Zaten Üstadımız da Risale-i Nur’daki konuların bir çoğunun girişlerinde; “Nefsimle beraber bak”, “Nefsimle beraber gör” “Nefsimle beraber dinle” hitabından başka, bir yerde de; “Ey fahre meftun, şöhrete müptelâ, medhe düşkün, hodbinlikte bîhemta sersem nefsim!”1 demiyor mu? Üstadımızın bu sözlerinden sonra “hâşâ” desek mi, demesek mi bilemiyorum. Muazzez Üstadımızın şahsı cihetiyle, defalarca hâşâ! Ama iş “nefis” meselesi olunca orada da, ondan, binler defa ürkmek gerekiyor.

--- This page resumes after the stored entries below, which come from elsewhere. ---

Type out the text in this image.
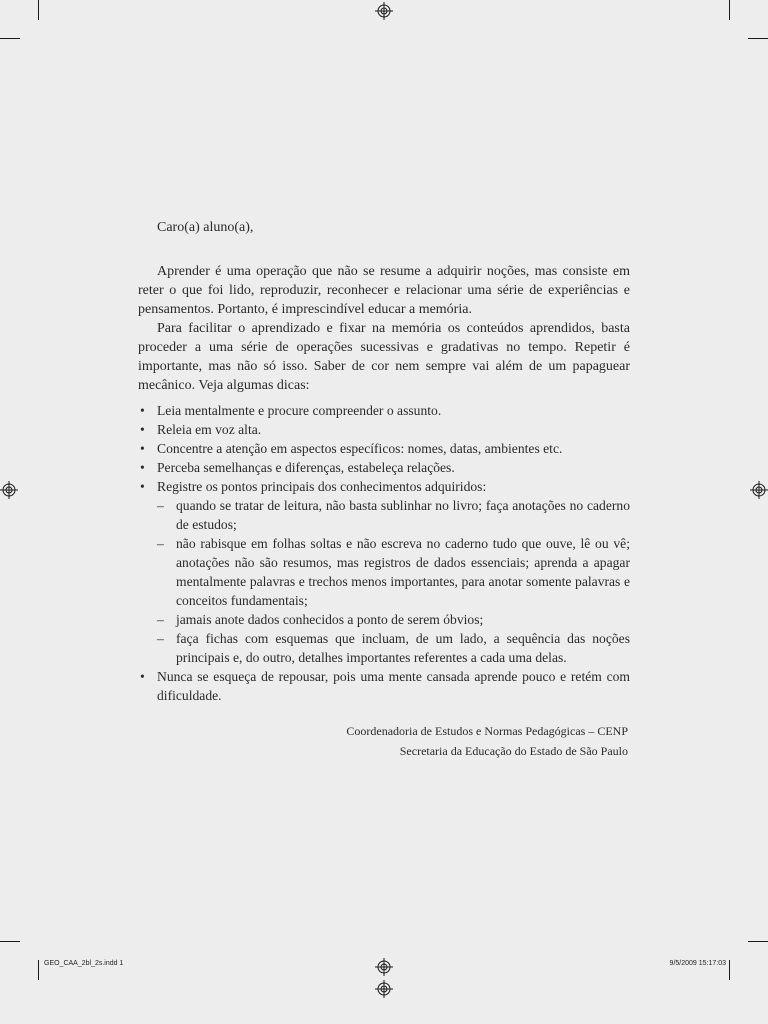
Caro(a) aluno(a),

Aprender é uma operação que não se resume a adquirir noções, mas consiste em reter o que foi lido, reproduzir, reconhecer e relacionar uma série de experiências e pensamentos. Portanto, é imprescindível educar a memória.

Para facilitar o aprendizado e fixar na memória os conteúdos aprendidos, basta proceder a uma série de operações sucessivas e gradativas no tempo. Repetir é importante, mas não só isso. Saber de cor nem sempre vai além de um papaguear mecânico. Veja algumas dicas:

• Leia mentalmente e procure compreender o assunto.
• Releia em voz alta.
• Concentre a atenção em aspectos específicos: nomes, datas, ambientes etc.
• Perceba semelhanças e diferenças, estabeleça relações.
• Registre os pontos principais dos conhecimentos adquiridos:
– quando se tratar de leitura, não basta sublinhar no livro; faça anotações no caderno de estudos;
– não rabisque em folhas soltas e não escreva no caderno tudo que ouve, lê ou vê; anotações não são resumos, mas registros de dados essenciais; aprenda a apagar mentalmente palavras e trechos menos importantes, para anotar somente palavras e conceitos fundamentais;
– jamais anote dados conhecidos a ponto de serem óbvios;
– faça fichas com esquemas que incluam, de um lado, a sequência das noções principais e, do outro, detalhes importantes referentes a cada uma delas.
• Nunca se esqueça de repousar, pois uma mente cansada aprende pouco e retém com dificuldade.
Coordenadoria de Estudos e Normas Pedagógicas – CENP
Secretaria da Educação do Estado de São Paulo
GEO_CAA_2bl_2s.indd 1	9/5/2009 15:17:03
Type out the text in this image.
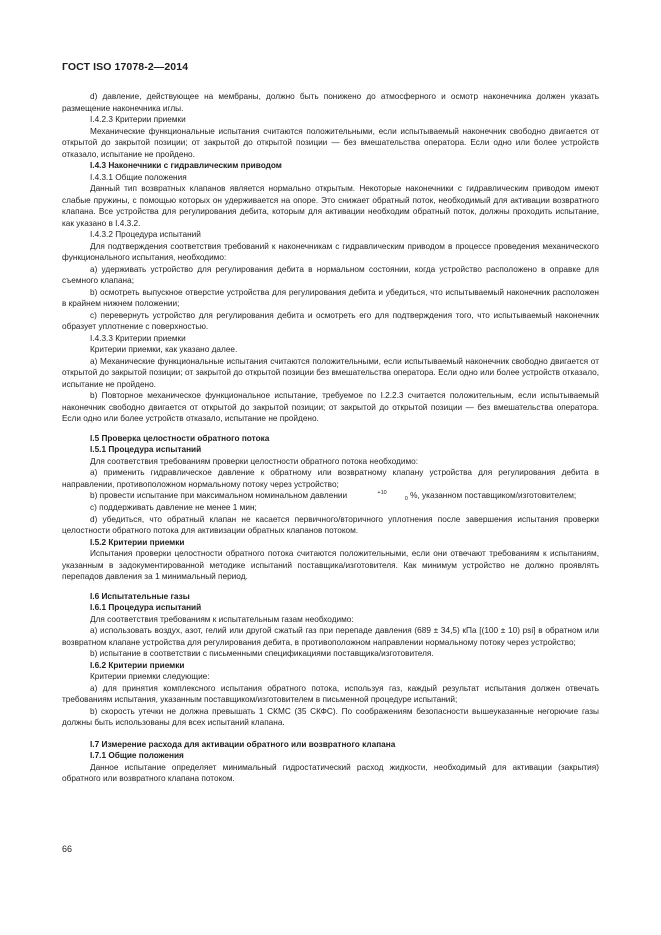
ГОСТ ISO 17078-2—2014

d) давление, действующее на мембраны, должно быть понижено до атмосферного и осмотр наконечника должен указать размещение наконечника иглы.

I.4.2.3 Критерии приемки

Механические функциональные испытания считаются положительными, если испытываемый наконечник свободно двигается от открытой до закрытой позиции; от закрытой до открытой позиции — без вмешательства оператора. Если одно или более устройств отказало, испытание не пройдено.

I.4.3 Наконечники с гидравлическим приводом

I.4.3.1 Общие положения

Данный тип возвратных клапанов является нормально открытым. Некоторые наконечники с гидравлическим приводом имеют слабые пружины, с помощью которых он удерживается на опоре. Это снижает обратный поток, необходимый для активации возвратного клапана. Все устройства для регулирования дебита, которым для активации необходим обратный поток, должны проходить испытание, как указано в I.4.3.2.

I.4.3.2 Процедура испытаний

Для подтверждения соответствия требований к наконечникам с гидравлическим приводом в процессе проведения механического функционального испытания, необходимо:

a) удерживать устройство для регулирования дебита в нормальном состоянии, когда устройство расположено в оправке для съемного клапана;

b) осмотреть выпускное отверстие устройства для регулирования дебита и убедиться, что испытываемый наконечник расположен в крайнем нижнем положении;

c) перевернуть устройство для регулирования дебита и осмотреть его для подтверждения того, что испытываемый наконечник образует уплотнение с поверхностью.

I.4.3.3 Критерии приемки

Критерии приемки, как указано далее.

a) Механические функциональные испытания считаются положительными, если испытываемый наконечник свободно двигается от открытой до закрытой позиции; от закрытой до открытой позиции без вмешательства оператора. Если одно или более устройств отказало, испытание не пройдено.

b) Повторное механическое функциональное испытание, требуемое по I.2.2.3 считается положительным, если испытываемый наконечник свободно двигается от открытой до закрытой позиции; от закрытой до открытой позиции — без вмешательства оператора. Если одно или более устройств отказало, испытание не пройдено.

I.5 Проверка целостности обратного потока

I.5.1 Процедура испытаний

Для соответствия требованиям проверки целостности обратного потока необходимо:

a) применить гидравлическое давление к обратному или возвратному клапану устройства для регулирования дебита в направлении, противоположном нормальному потоку через устройство;

b) провести испытание при максимальном номинальном давлении	+100 %, указанном поставщиком/изготовителем;

c) поддерживать давление не менее 1 мин;

d) убедиться, что обратный клапан не касается первичного/вторичного уплотнения после завершения испытания проверки целостности обратного потока для активизации обратных клапанов потоком.

I.5.2 Критерии приемки

Испытания проверки целостности обратного потока считаются положительными, если они отвечают требованиям к испытаниям, указанным в задокументированной методике испытаний поставщика/изготовителя. Как минимум устройство не должно проявлять перепадов давления за 1 минимальный период.

I.6 Испытательные газы

I.6.1 Процедура испытаний

Для соответствия требованиям к испытательным газам необходимо:

a) использовать воздух, азот, гелий или другой сжатый газ при перепаде давления (689 ± 34,5) кПа [(100 ± 10) psi] в обратном или возвратном клапане устройства для регулирования дебита, в противоположном направлении нормальному потоку через устройство;

b) испытание в соответствии с письменными спецификациями поставщика/изготовителя.

I.6.2 Критерии приемки

Критерии приемки следующие:

a) для принятия комплексного испытания обратного потока, используя газ, каждый результат испытания должен отвечать требованиям испытания, указанным поставщиком/изготовителем в письменной процедуре испытаний;

b) скорость утечки не должна превышать 1 СКМС (35 СКФС). По соображениям безопасности вышеуказанные негорючие газы должны быть использованы для всех испытаний клапана.

I.7 Измерение расхода для активации обратного или возвратного клапана

I.7.1 Общие положения

Данное испытание определяет минимальный гидростатический расход жидкости, необходимый для активации (закрытия) обратного или возвратного клапана потоком.

66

Öyle ya, yazan çizer de insan. Onlar da nefis taşıyor.
Bazen hissiyatının karıştığı, haddini aştığı hâlleri; isabet kaydetmeyen bakış açıları olabilir. Dedik ya, okuyan da, yazan da beşer; beşer ise, şaşar.
Bir eleştiri ya da bir kimseden sadır olan bir bed muamelenin tarifinde, tasvirinde bile meseleye, kavl-i leyyinle yaklaşmalı; tebliğde ve tenbihte nezaket kaideleri çerçevesinden ayrılmamalı. Çünkü fenâya, fenâ ile karşılık, fenâlığın şiddetini arttırır.
Bunun içindir ki neşredilmeden, yani okuyucunun huzuruna çıkmadan önce kılı kırk yarmak, mümkünse, kaleme alınan yazıyı kırk defa okumak, gözden geçirmek gerekir. Tâ ki, gönüllerde serinliğe sebep olmamak; alınmalara, darılmalara, yanlış anlamalara; netice itibariyle de, incinmelere meydan verilmesin.
Zaten yapılan da bu.
Ama anlaşılıyor ki, edepli olmak, yine ediplere düşüyor.
Demek olayları, olanları; konuda rol alanları doğru okumak gerekiyor. Bu yazanı için de böyle, okuyanı içinde…
İngiliz düşünür Francis Bacon, “Yalanlamak ve reddetmek için okuma! İnanmak ve her şeyi kabullenmek için de okuma! Konuşmak ve nutuk çekmek için de okuma! Tartmak, kıyaslamak ve düşünmek için oku!” diyor. Buna göre:
Yazının sıhhati için, yazılanı, defaatle okumanın lüzumu kadar; “Her söylediğin doğru olmalı; fakat her doğruyu söylemek doğru değil”2 kaidesince, muhatabın zikrini, fikrini ve hassasiyetlerini de dikkate almak gerekiyor her hâlde.
Zira yaydan çıkan ok ne ise, ağızdan çıkan söz de odur; mecrasına dönmüyor!